6.  Cast on as many loops as you like—8 is a good number.  Virginia likes to cast on 6 since it makes a longer scarf.  I like the greater fullness of 8.  You could cast on more for a shorter, fuller scarf.
Cast on by sticking the needle through the back of each consecutive loop.

This video shows you how!

7.  Knit.  
   a.  Put the needle through the next loop and yarn over with a loop from the feeding yarn.
   b.  Skip a loop and knit the next loop.  
See how the large loops are connected by a "ladder"--2 parallel threads close together?  The loop marked "this loop" is the one to use in yarning over.  The loop before it is skipped.

   c.  Knit till you come to that "mess" that was the first loop.  Knit it altogether as ONE loop.
beginning to knit the "mess"
ready to push the "mess" off after knitting it

   d.  Turn the work to begin knitting the next row.  There should be some raw edge that needs tidying.  Stick the needle with all the loops on it into one or two loops on that raw edge.  That new "mess" along with the first loop on the needle becomes the first loop to knit.  Knit it yarning over with a loop from the feeding yarn.
   e.  Skip a loop and knit into the next loop to the end of the row.
   f.  Turn and knit.  You can skip a loop or not when knitting the first loop of each row (I generally did not skip a loop.).  

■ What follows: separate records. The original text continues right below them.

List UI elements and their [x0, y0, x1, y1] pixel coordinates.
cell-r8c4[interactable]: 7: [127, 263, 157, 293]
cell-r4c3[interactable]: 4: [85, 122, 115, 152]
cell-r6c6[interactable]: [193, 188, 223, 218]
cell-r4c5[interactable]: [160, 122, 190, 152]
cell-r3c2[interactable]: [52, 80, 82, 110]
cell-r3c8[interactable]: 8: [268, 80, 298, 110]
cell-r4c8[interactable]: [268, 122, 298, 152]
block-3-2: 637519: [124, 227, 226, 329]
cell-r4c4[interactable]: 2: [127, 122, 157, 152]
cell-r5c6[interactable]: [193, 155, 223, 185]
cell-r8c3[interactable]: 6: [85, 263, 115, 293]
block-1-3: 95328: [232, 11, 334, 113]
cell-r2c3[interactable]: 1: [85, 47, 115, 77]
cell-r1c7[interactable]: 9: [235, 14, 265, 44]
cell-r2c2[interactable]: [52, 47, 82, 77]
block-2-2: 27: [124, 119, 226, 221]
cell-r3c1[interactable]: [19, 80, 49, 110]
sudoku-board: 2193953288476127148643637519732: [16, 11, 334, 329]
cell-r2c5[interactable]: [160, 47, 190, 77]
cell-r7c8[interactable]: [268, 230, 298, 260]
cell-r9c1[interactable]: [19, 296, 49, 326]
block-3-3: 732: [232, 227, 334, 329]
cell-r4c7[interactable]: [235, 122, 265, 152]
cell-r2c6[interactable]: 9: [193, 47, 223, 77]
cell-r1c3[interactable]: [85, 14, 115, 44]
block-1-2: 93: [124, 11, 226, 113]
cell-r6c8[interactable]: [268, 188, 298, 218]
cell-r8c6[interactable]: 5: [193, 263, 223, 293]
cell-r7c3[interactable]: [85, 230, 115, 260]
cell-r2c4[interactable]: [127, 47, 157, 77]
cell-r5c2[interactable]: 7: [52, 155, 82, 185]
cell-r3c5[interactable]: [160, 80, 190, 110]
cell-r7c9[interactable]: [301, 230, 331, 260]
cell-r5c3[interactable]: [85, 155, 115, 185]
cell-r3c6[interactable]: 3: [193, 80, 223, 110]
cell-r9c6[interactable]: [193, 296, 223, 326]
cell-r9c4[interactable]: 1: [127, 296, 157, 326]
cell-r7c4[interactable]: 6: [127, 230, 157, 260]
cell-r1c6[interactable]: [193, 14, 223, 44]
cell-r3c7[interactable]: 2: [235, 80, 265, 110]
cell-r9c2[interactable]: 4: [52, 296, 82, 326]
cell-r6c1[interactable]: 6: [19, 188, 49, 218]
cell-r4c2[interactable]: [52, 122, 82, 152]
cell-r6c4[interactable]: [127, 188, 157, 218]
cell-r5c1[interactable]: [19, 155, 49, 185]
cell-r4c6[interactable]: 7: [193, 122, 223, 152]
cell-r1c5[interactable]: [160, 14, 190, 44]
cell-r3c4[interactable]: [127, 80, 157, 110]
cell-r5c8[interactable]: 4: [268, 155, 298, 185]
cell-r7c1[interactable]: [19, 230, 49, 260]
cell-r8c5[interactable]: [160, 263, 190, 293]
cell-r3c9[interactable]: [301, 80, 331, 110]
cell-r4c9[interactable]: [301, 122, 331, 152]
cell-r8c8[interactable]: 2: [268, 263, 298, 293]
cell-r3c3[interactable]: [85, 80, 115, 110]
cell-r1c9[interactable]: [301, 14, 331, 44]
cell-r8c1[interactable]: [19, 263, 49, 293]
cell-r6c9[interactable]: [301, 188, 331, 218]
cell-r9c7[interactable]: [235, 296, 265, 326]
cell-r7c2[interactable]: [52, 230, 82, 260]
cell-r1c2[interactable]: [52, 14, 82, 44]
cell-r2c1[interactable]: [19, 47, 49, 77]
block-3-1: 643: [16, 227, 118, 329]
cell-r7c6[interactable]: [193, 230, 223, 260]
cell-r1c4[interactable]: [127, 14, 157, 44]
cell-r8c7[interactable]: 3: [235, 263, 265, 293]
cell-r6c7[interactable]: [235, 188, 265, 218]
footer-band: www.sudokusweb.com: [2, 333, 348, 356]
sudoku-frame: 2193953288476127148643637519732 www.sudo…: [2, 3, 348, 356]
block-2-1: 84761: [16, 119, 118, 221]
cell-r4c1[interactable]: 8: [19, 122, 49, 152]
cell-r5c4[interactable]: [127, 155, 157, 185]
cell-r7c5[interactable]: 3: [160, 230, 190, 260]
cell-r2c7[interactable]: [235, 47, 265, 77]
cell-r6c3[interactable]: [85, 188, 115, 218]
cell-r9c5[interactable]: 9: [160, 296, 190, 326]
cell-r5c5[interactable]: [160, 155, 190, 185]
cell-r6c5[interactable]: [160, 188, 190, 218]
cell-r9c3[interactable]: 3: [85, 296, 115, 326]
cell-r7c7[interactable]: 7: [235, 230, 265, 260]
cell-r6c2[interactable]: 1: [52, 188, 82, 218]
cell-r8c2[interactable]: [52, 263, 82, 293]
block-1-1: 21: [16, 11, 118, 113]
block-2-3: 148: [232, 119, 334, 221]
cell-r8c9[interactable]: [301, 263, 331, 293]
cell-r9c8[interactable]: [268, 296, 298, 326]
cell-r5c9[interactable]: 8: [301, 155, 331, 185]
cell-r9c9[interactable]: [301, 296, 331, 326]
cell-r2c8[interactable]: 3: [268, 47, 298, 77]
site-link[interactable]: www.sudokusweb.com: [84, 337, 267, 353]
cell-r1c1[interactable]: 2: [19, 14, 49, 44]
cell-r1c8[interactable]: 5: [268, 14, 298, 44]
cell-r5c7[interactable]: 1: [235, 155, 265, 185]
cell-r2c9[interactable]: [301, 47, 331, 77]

8.  Cast off, leaving a tail long enough to weave through the scarf--at least 4 inches.  Pull the tail through the last loop.  When weaving the tail, use a large hole tapestry needle and pull the yarn through loops as close to the inside as possible.  
The tail has been fed through the loop but not yet pulled more snugly.
The tail has been pulled snugly.

1.  knitting a ruffle scarf (video). casting off at 2.0 minutes in.  I don't recommend finishing off with a knot at the end of the scarf.
2.  different method of casting on (video).  can see hands well.  However, he skips a loop when starting a new row.  You can skip or not skip, doesn't matter.  AND he says to knit in every loop without skipping.  I did this and the scarf does NOT ruffle.  I've added this link because his hands are very clear to watch.
3. a variation (video).  very wide and long with 2 skeins of fishnet and one of regular yarn.  Intersperse 2 rows of regular yarn in between each fishnet row.  When knitting with fishnet, be sure to skip every other loop to get the ruffle effect.

I've made 5 scarves now in various colors and am currently working on a 6th.  They're all gifts!

NOTE:  This yarn and this pattern are very forgiving!  Don't worry about mistakes such as not skipping a loop here and there or even dropping a stitch (simply make a new one!)  or having too many stitches (simply knit 2 together!).